Wahlkampfstratege Peter Helmes, ehemaliger Bundesgeschäftsführer der Jungen Union, organisierte 1980 Strauß’ Kanzlerwahlkampf. Heute berät er einige AfD-Verbände. Ein Gespräch zur Zukunft von AfD und CDU.
Helmes, Jahrgang 1943, kam im rheinland-pfälzischen Bad Hönningen zur Welt. Er war Generalsekretär der „Internationalen Jungen Christdemokraten und Konservativen“, führte die „Bürgeraktion Demokraten für Strauß“ und begründete die „Konservative Aktion e. V.“ mit.
BlaueNarzisse.de: Herr Helmes, sind Sie noch Mitglied der CDU?
Peter Helmes: Ja, seit 55 Jahren.
Warum? Die Merkel-CDU ist nicht konservativ. Und selbst Ex-Kanzler Helmut Kohl hat vor kurzem Parteikollegen deutlich kritisiert.

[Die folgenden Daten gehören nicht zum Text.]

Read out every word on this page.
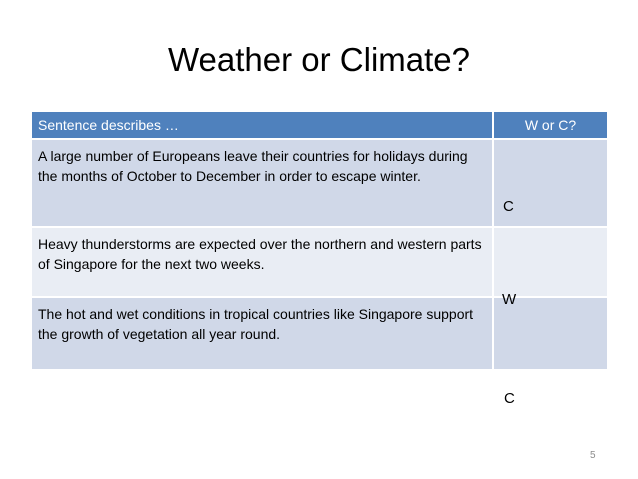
Weather or Climate?
Sentence describes …	W or C?
A large number of Europeans leave their countries for holidays during the months of October to December in order to escape winter.
Heavy thunderstorms are expected over the northern and western parts of Singapore for the next two weeks.
The hot and wet conditions in tropical countries like Singapore support the growth of vegetation all year round.
C
W
C
5
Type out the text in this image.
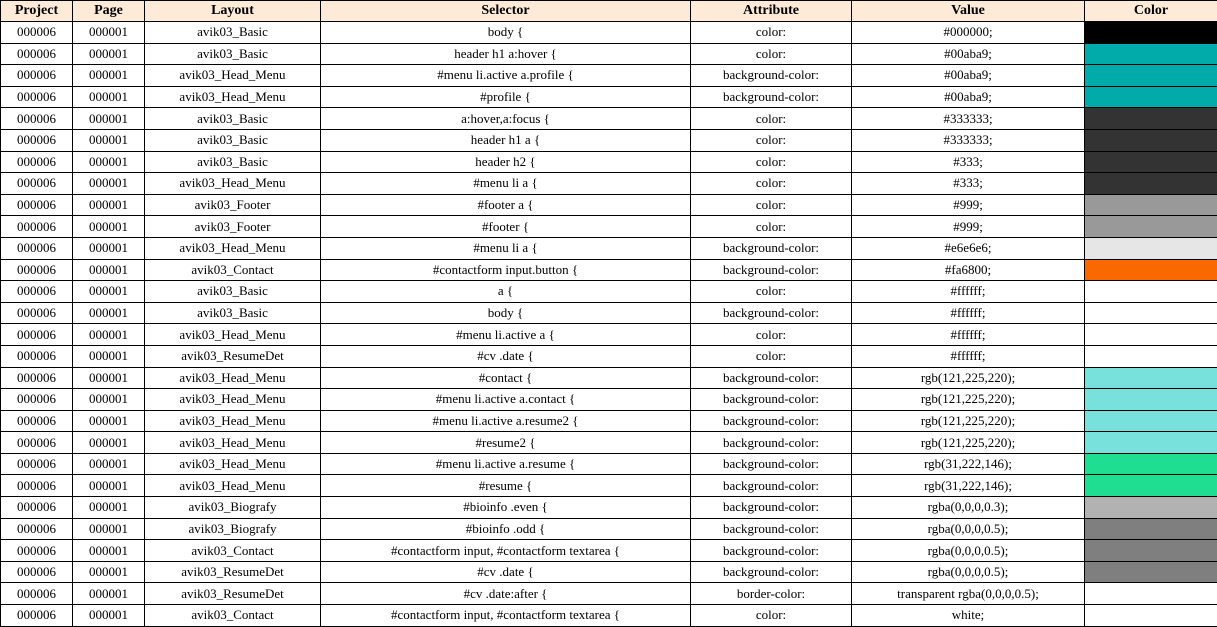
Project	Page	Layout	Selector	Attribute	Value	Color
000006	000001	avik03_Basic	body {	color:	#000000;	
000006	000001	avik03_Basic	header h1 a:hover {	color:	#00aba9;	
000006	000001	avik03_Head_Menu	#menu li.active a.profile {	background-color:	#00aba9;	
000006	000001	avik03_Head_Menu	#profile {	background-color:	#00aba9;	
000006	000001	avik03_Basic	a:hover,a:focus {	color:	#333333;	
000006	000001	avik03_Basic	header h1 a {	color:	#333333;	
000006	000001	avik03_Basic	header h2 {	color:	#333;	
000006	000001	avik03_Head_Menu	#menu li a {	color:	#333;	
000006	000001	avik03_Footer	#footer a {	color:	#999;	
000006	000001	avik03_Footer	#footer {	color:	#999;	
000006	000001	avik03_Head_Menu	#menu li a {	background-color:	#e6e6e6;	
000006	000001	avik03_Contact	#contactform input.button {	background-color:	#fa6800;	
000006	000001	avik03_Basic	a {	color:	#ffffff;	
000006	000001	avik03_Basic	body {	background-color:	#ffffff;	
000006	000001	avik03_Head_Menu	#menu li.active a {	color:	#ffffff;	
000006	000001	avik03_ResumeDet	#cv .date {	color:	#ffffff;	
000006	000001	avik03_Head_Menu	#contact {	background-color:	rgb(121,225,220);	
000006	000001	avik03_Head_Menu	#menu li.active a.contact {	background-color:	rgb(121,225,220);	
000006	000001	avik03_Head_Menu	#menu li.active a.resume2 {	background-color:	rgb(121,225,220);	
000006	000001	avik03_Head_Menu	#resume2 {	background-color:	rgb(121,225,220);	
000006	000001	avik03_Head_Menu	#menu li.active a.resume {	background-color:	rgb(31,222,146);	
000006	000001	avik03_Head_Menu	#resume {	background-color:	rgb(31,222,146);	
000006	000001	avik03_Biografy	#bioinfo .even {	background-color:	rgba(0,0,0,0.3);	
000006	000001	avik03_Biografy	#bioinfo .odd {	background-color:	rgba(0,0,0,0.5);	
000006	000001	avik03_Contact	#contactform input, #contactform textarea {	background-color:	rgba(0,0,0,0.5);	
000006	000001	avik03_ResumeDet	#cv .date {	background-color:	rgba(0,0,0,0.5);	
000006	000001	avik03_ResumeDet	#cv .date:after {	border-color:	transparent rgba(0,0,0,0.5);	
000006	000001	avik03_Contact	#contactform input, #contactform textarea {	color:	white;	
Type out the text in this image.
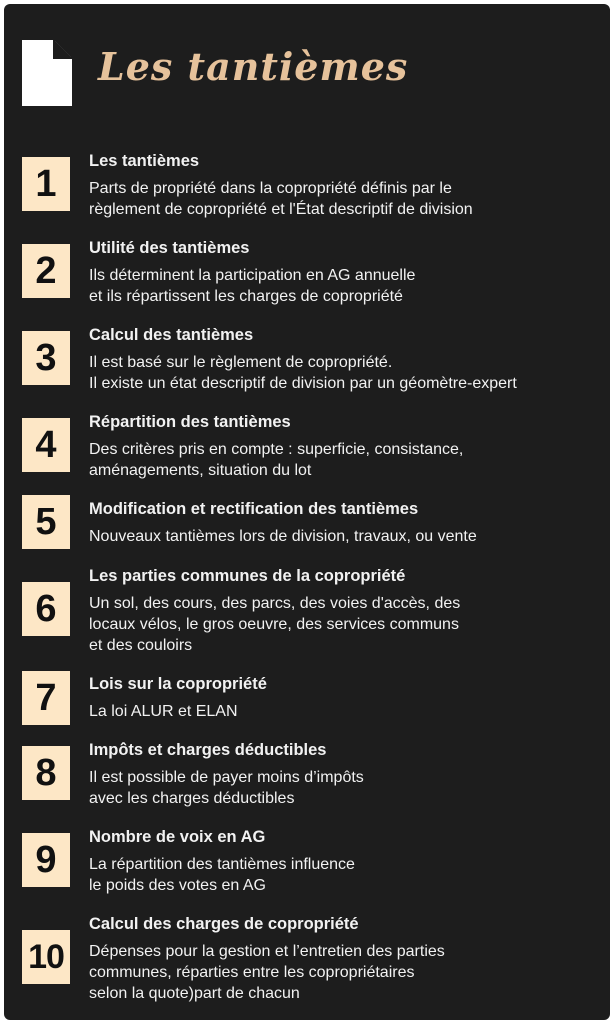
Les tantièmes
1
Les tantièmes
Parts de propriété dans la copropriété définis par le
règlement de copropriété et l'État descriptif de division
2
Utilité des tantièmes
Ils déterminent la participation en AG annuelle
et ils répartissent les charges de copropriété
3
Calcul des tantièmes
Il est basé sur le règlement de copropriété.
Il existe un état descriptif de division par un géomètre-expert
4
Répartition des tantièmes
Des critères pris en compte : superficie, consistance,
aménagements, situation du lot
5	Modification et rectification des tantièmes
Nouveaux tantièmes lors de division, travaux, ou vente
6
Les parties communes de la copropriété
Un sol, des cours, des parcs, des voies d'accès, des
locaux vélos, le gros oeuvre, des services communs
et des couloirs
7	Lois sur la copropriété
La loi ALUR et ELAN
8
Impôts et charges déductibles
Il est possible de payer moins d’impôts
avec les charges déductibles
9
Nombre de voix en AG
La répartition des tantièmes influence
le poids des votes en AG
10
Calcul des charges de copropriété
Dépenses pour la gestion et l’entretien des parties
communes, réparties entre les copropriétaires
selon la quote)part de chacun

Ich habe mich sehr oft sehr kritisch mit der CDU auseinandergesetzt. Es ist nicht mehr meine Partei. Ich habe vor zwei Monaten einen offenen, dreiseitigen Brief an die Bundeskanzlerin geschrieben und sie heftig kritisiert. Natürlich habe ichkeine Antwort bekommen.

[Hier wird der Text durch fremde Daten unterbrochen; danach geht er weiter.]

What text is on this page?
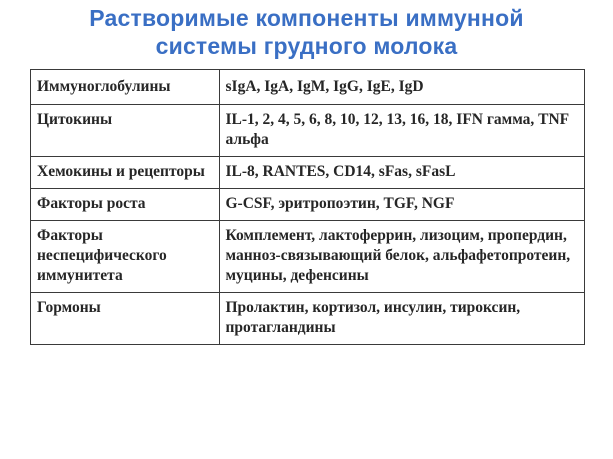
Растворимые компоненты иммунной
системы грудного молока
Иммуноглобулины	sIgA, IgA, IgM, IgG, IgE, IgD
Цитокины	IL-1, 2, 4, 5, 6, 8, 10, 12, 13, 16, 18, IFN гамма, TNF альфа
Хемокины и рецепторы	IL-8, RANTES, CD14, sFas, sFasL
Факторы роста	G-CSF, эритропоэтин, TGF, NGF
Факторы неспецифического иммунитета	Комплемент, лактоферрин, лизоцим, пропердин, манноз-связывающий белок, альфафетопротеин, муцины, дефенсины
Гормоны	Пролактин, кортизол, инсулин, тироксин, протагландины
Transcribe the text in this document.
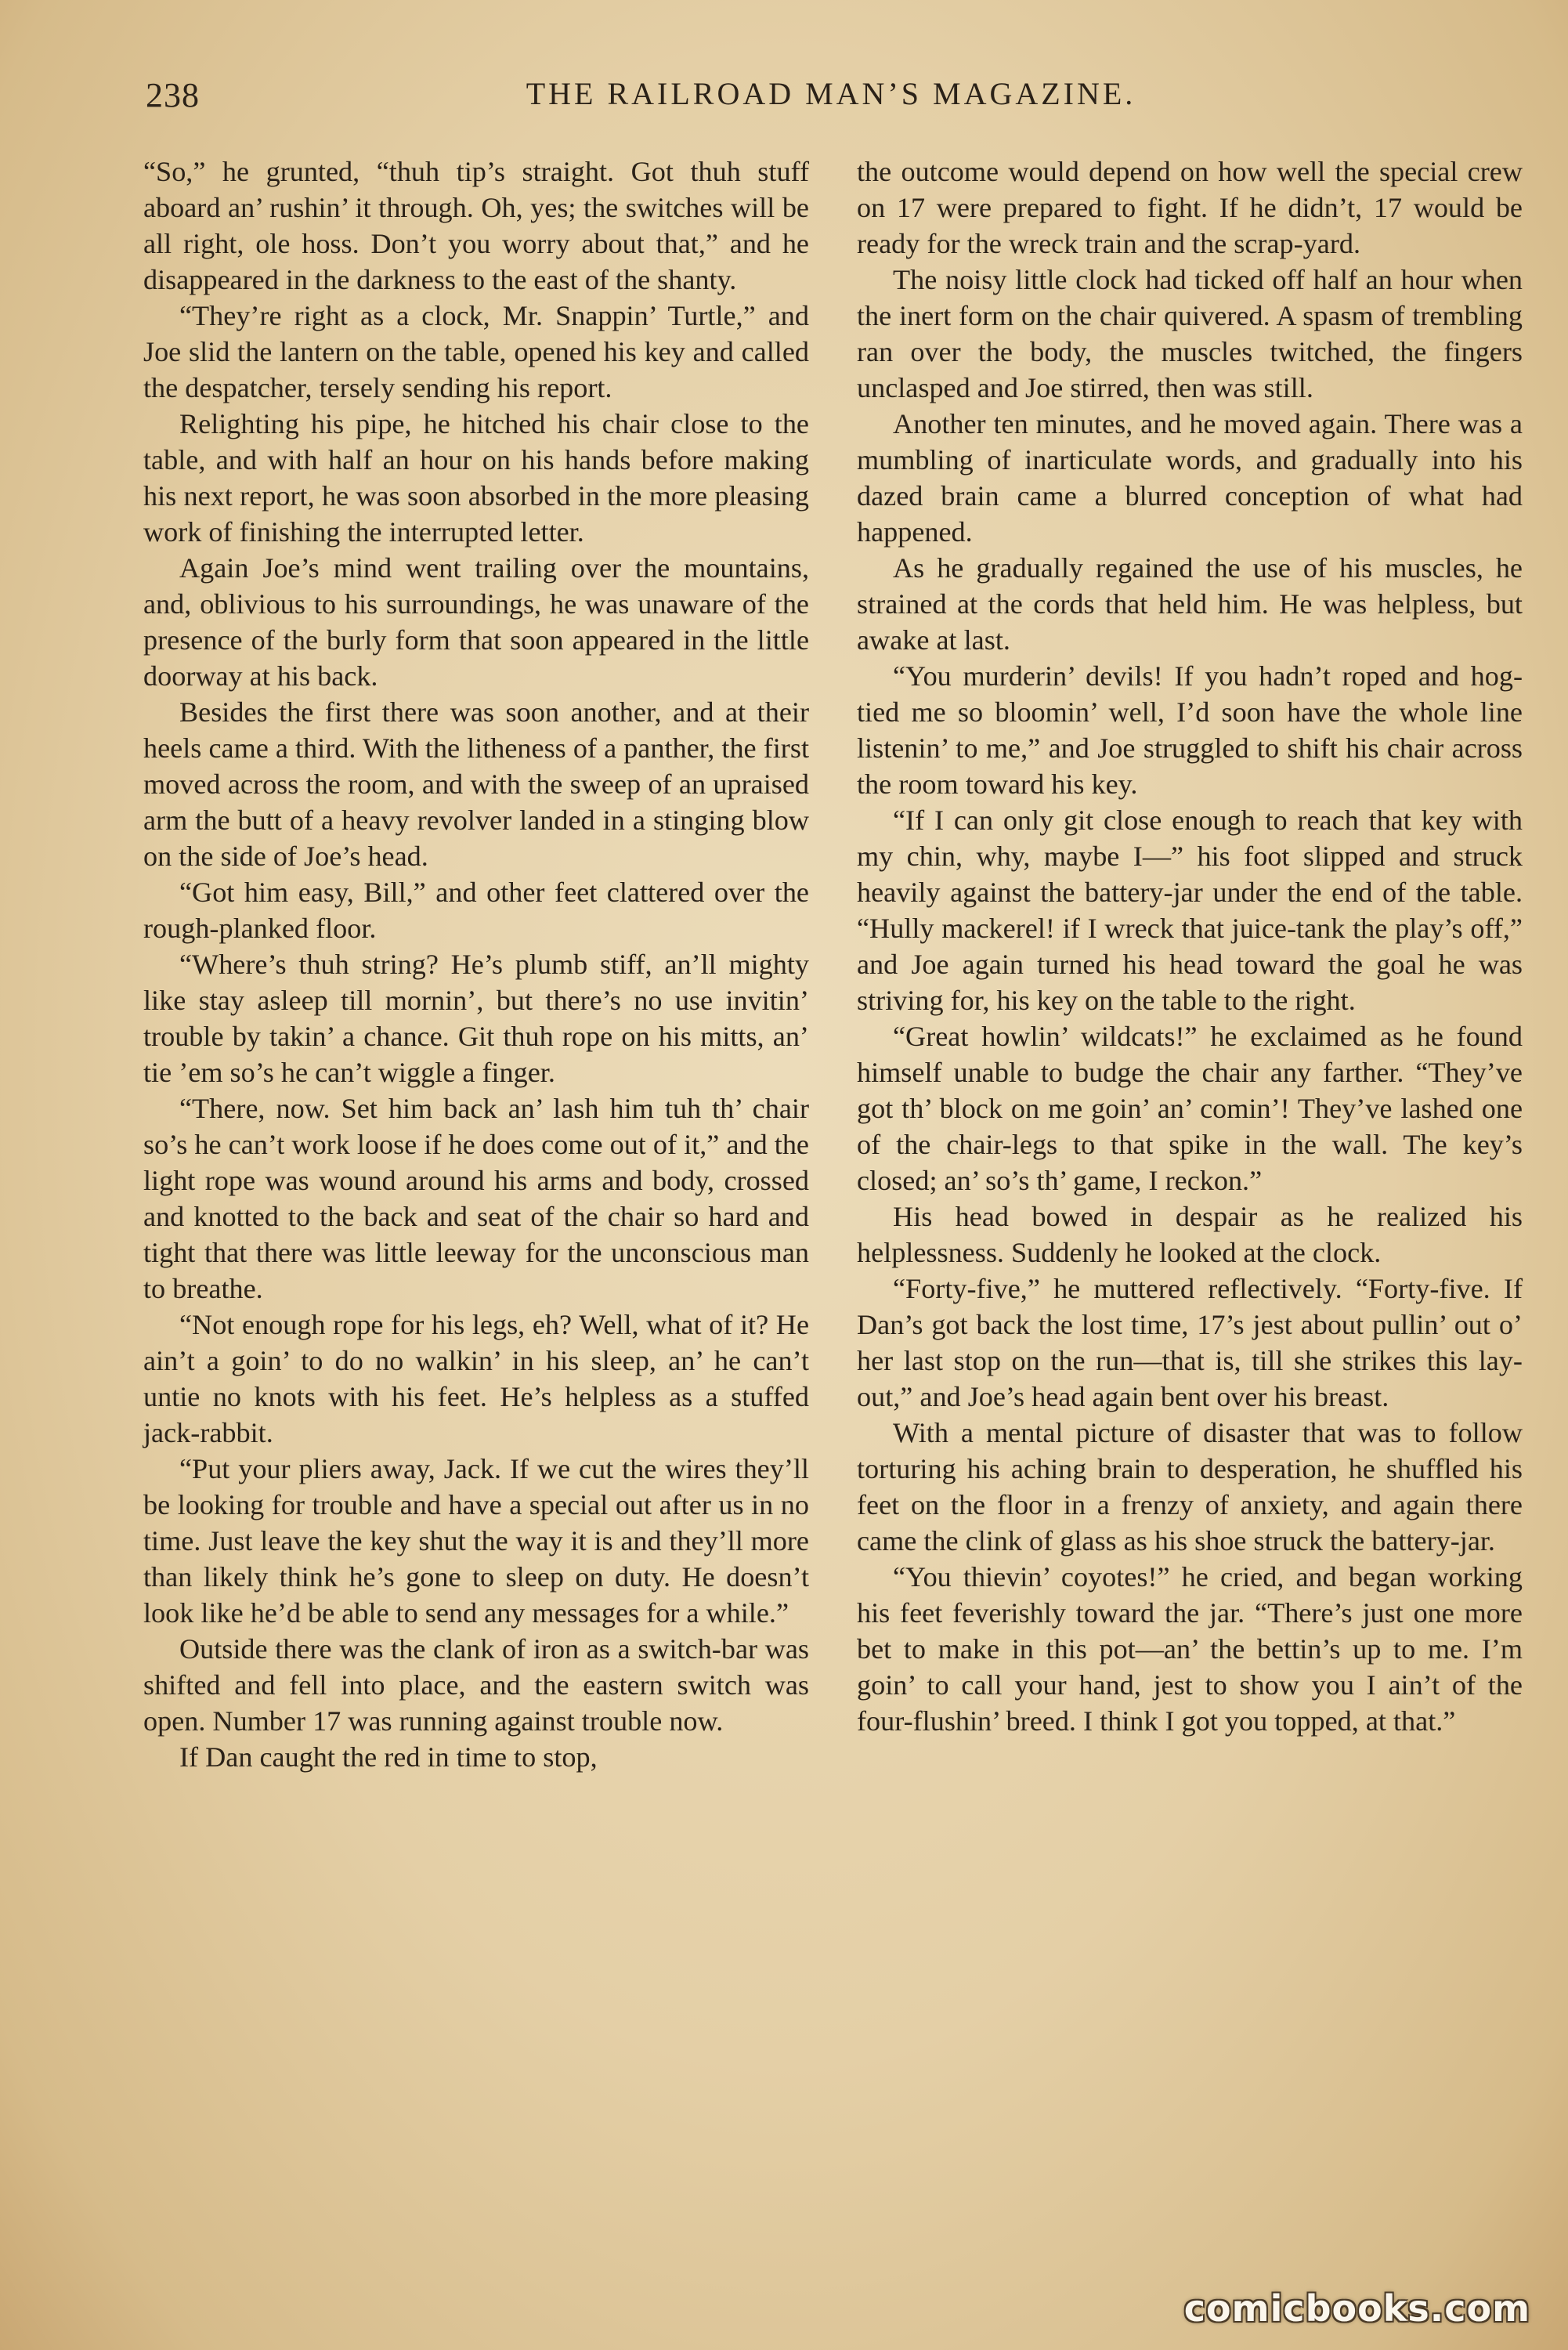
238	THE RAILROAD MAN’S MAGAZINE.

“So,” he grunted, “thuh tip’s straight. Got thuh stuff aboard an’ rushin’ it through. Oh, yes; the switches will be all right, ole hoss. Don’t you worry about that,” and he disappeared in the darkness to the east of the shanty.

“They’re right as a clock, Mr. Snappin’ Turtle,” and Joe slid the lantern on the table, opened his key and called the despatcher, tersely sending his report.

Relighting his pipe, he hitched his chair close to the table, and with half an hour on his hands before making his next report, he was soon absorbed in the more pleasing work of finishing the interrupted letter.

Again Joe’s mind went trailing over the mountains, and, oblivious to his surroundings, he was unaware of the presence of the burly form that soon appeared in the little doorway at his back.

Besides the first there was soon another, and at their heels came a third. With the litheness of a panther, the first moved across the room, and with the sweep of an upraised arm the butt of a heavy revolver landed in a stinging blow on the side of Joe’s head.

“Got him easy, Bill,” and other feet clattered over the rough-planked floor.

“Where’s thuh string? He’s plumb stiff, an’ll mighty like stay asleep till mornin’, but there’s no use invitin’ trouble by takin’ a chance. Git thuh rope on his mitts, an’ tie ’em so’s he can’t wiggle a finger.

“There, now. Set him back an’ lash him tuh th’ chair so’s he can’t work loose if he does come out of it,” and the light rope was wound around his arms and body, crossed and knotted to the back and seat of the chair so hard and tight that there was little leeway for the unconscious man to breathe.

“Not enough rope for his legs, eh? Well, what of it? He ain’t a goin’ to do no walkin’ in his sleep, an’ he can’t untie no knots with his feet. He’s helpless as a stuffed jack-rabbit.

“Put your pliers away, Jack. If we cut the wires they’ll be looking for trouble and have a special out after us in no time. Just leave the key shut the way it is and they’ll more than likely think he’s gone to sleep on duty. He doesn’t look like he’d be able to send any messages for a while.”

Outside there was the clank of iron as a switch-bar was shifted and fell into place, and the eastern switch was open. Number 17 was running against trouble now.

If Dan caught the red in time to stop,

the outcome would depend on how well the special crew on 17 were prepared to fight. If he didn’t, 17 would be ready for the wreck train and the scrap-yard.

The noisy little clock had ticked off half an hour when the inert form on the chair quivered. A spasm of trembling ran over the body, the muscles twitched, the fingers unclasped and Joe stirred, then was still.

Another ten minutes, and he moved again. There was a mumbling of inarticulate words, and gradually into his dazed brain came a blurred conception of what had happened.

As he gradually regained the use of his muscles, he strained at the cords that held him. He was helpless, but awake at last.

“You murderin’ devils! If you hadn’t roped and hog-tied me so bloomin’ well, I’d soon have the whole line listenin’ to me,” and Joe struggled to shift his chair across the room toward his key.

“If I can only git close enough to reach that key with my chin, why, maybe I—” his foot slipped and struck heavily against the battery-jar under the end of the table. “Hully mackerel! if I wreck that juice-tank the play’s off,” and Joe again turned his head toward the goal he was striving for, his key on the table to the right.

“Great howlin’ wildcats!” he exclaimed as he found himself unable to budge the chair any farther. “They’ve got th’ block on me goin’ an’ comin’! They’ve lashed one of the chair-legs to that spike in the wall. The key’s closed; an’ so’s th’ game, I reckon.”

His head bowed in despair as he realized his helplessness. Suddenly he looked at the clock.

“Forty-five,” he muttered reflectively. “Forty-five. If Dan’s got back the lost time, 17’s jest about pullin’ out o’ her last stop on the run—that is, till she strikes this lay-out,” and Joe’s head again bent over his breast.

With a mental picture of disaster that was to follow torturing his aching brain to desperation, he shuffled his feet on the floor in a frenzy of anxiety, and again there came the clink of glass as his shoe struck the battery-jar.

“You thievin’ coyotes!” he cried, and began working his feet feverishly toward the jar. “There’s just one more bet to make in this pot—an’ the bettin’s up to me. I’m goin’ to call your hand, jest to show you I ain’t of the four-flushin’ breed. I think I got you topped, at that.”

comicbooks.com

Es gibt zwei generelle Gründe, warum ich weiterhin in der CDU bleibe. Zum einen ist es eine Respekthandlung gegenüber meinen Eltern, die beide vor dem Krieg in der Zentrumspartei aktiv waren. Sie haben nach dem Krieg mitgeholfen, die CDU zu gründen. Beiden musste ich auf dem Sterbebett versprechen, nicht aus der CDU auszutreten. Der zweite Grund ist ein beruflicher: Ich habe 30 Jahre für die CDU gearbeitet, auch an vielen internationalen Positionen. Deshalb fühle ich, für meine interessante Berufstätigkeit, so etwas wie Dankbarkeit. Nach 55 Jahren geht man nicht!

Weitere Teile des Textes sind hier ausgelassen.